HDP leader says Ankara has 'neither the power nor means' to eliminate Kurdish movement
In an interview with Al-Monitor, Selahattin Demirtas, Turkey’s top Kurdish politician, claims the Kurds in the Middle East are on an irreversible path “toward liberation and sovereignty building.”
![MIDEAST-CRISIS/RUSSIA-TURKEY Selahattin Demirtas, co-chair of the pro-Kurdish Peoples' Democratic Party (HDP), speaks during a meeting with Russian Foreign Minister Sergei Lavrov (not pictured) in Moscow, Russia, December 23, 2015. Turkey's political leadership was wrong to order the shooting down of a Russian warplane near the Turkish-Syrian border, Demirtas said on Wednesday. REUTERS/Maxim Shemetov - RTX1ZUU6](/sites/default/files/styles/article_hero_medium/public/almpics/2016/01/RTX1ZUU6.jpg/RTX1ZUU6.jpg?h=f7822858&itok=PDaP5vAh)
Reports that the Turkish government plans to destroy the Kurdish movement in Turkey, similar to Sri Lanka’s crackdown on the Tamil Tigers, seem credible to Selahattin Demirtas, co-chair of the Kurdish-dominated Peoples’ Democratic Party (HDP), who also cautions that any such operation is doomed to fail. In an interview with Al-Monitor, Demirtas also said Ankara’s security clampdown on the Kurdistan Workers Party (PKK) and increasing pressure on the HDP go hand in hand with efforts to suppress Kurdish self-rule in Syria, including the use of the Islamic State (IS) as a proxy. Demirtas asserted that Kurdish empowerment in the Middle East has reached a point of no return and that the international powers involved in the region should seek to develop strategic ties with the Kurds.
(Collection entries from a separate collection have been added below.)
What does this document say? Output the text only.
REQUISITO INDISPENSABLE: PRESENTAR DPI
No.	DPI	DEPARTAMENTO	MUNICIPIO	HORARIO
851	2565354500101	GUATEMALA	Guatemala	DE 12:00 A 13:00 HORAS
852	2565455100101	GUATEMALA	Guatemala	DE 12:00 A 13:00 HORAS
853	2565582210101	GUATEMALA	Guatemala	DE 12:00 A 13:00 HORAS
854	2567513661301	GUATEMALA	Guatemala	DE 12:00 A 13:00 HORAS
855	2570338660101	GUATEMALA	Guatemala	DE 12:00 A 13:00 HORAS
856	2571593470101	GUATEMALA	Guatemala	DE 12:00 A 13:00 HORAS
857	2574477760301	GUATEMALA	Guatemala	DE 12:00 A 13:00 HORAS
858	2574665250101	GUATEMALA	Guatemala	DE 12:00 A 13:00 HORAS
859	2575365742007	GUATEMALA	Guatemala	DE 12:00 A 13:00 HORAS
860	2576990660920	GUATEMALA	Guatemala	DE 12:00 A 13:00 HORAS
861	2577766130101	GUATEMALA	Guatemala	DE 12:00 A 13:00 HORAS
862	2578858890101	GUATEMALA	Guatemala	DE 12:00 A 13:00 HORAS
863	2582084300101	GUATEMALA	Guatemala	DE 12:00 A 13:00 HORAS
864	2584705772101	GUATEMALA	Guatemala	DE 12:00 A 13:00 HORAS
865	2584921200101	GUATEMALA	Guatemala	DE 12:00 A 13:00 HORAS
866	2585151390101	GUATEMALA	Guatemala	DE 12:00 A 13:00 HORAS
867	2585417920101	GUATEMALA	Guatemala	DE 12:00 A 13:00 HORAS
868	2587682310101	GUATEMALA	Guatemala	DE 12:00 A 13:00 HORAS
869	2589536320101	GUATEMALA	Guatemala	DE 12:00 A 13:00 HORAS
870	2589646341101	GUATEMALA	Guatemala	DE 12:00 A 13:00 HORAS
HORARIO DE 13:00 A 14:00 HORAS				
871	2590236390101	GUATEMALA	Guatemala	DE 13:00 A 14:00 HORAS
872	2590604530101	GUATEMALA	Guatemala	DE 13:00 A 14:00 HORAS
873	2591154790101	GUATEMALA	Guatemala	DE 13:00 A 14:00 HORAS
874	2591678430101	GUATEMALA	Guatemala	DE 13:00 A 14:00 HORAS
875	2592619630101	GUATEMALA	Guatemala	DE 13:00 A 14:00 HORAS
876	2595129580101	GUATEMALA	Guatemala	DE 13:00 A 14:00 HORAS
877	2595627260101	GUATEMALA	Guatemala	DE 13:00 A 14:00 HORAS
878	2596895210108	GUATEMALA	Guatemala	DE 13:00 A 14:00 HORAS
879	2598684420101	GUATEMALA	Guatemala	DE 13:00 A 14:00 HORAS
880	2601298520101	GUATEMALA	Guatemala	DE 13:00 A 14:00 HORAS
The HDP leader defended his recent visit to Russia, which Ankara condemned as “treason,” and said the Kurds had no intention of becoming a Russian tool in the ongoing crisis between Ankara and Moscow. Commenting on a visit to the United States in early December, he said the HDP has credibility in Washington, although he believes the United States would be bound to side with Turkey if it had to choose between Ankara and the Kurds.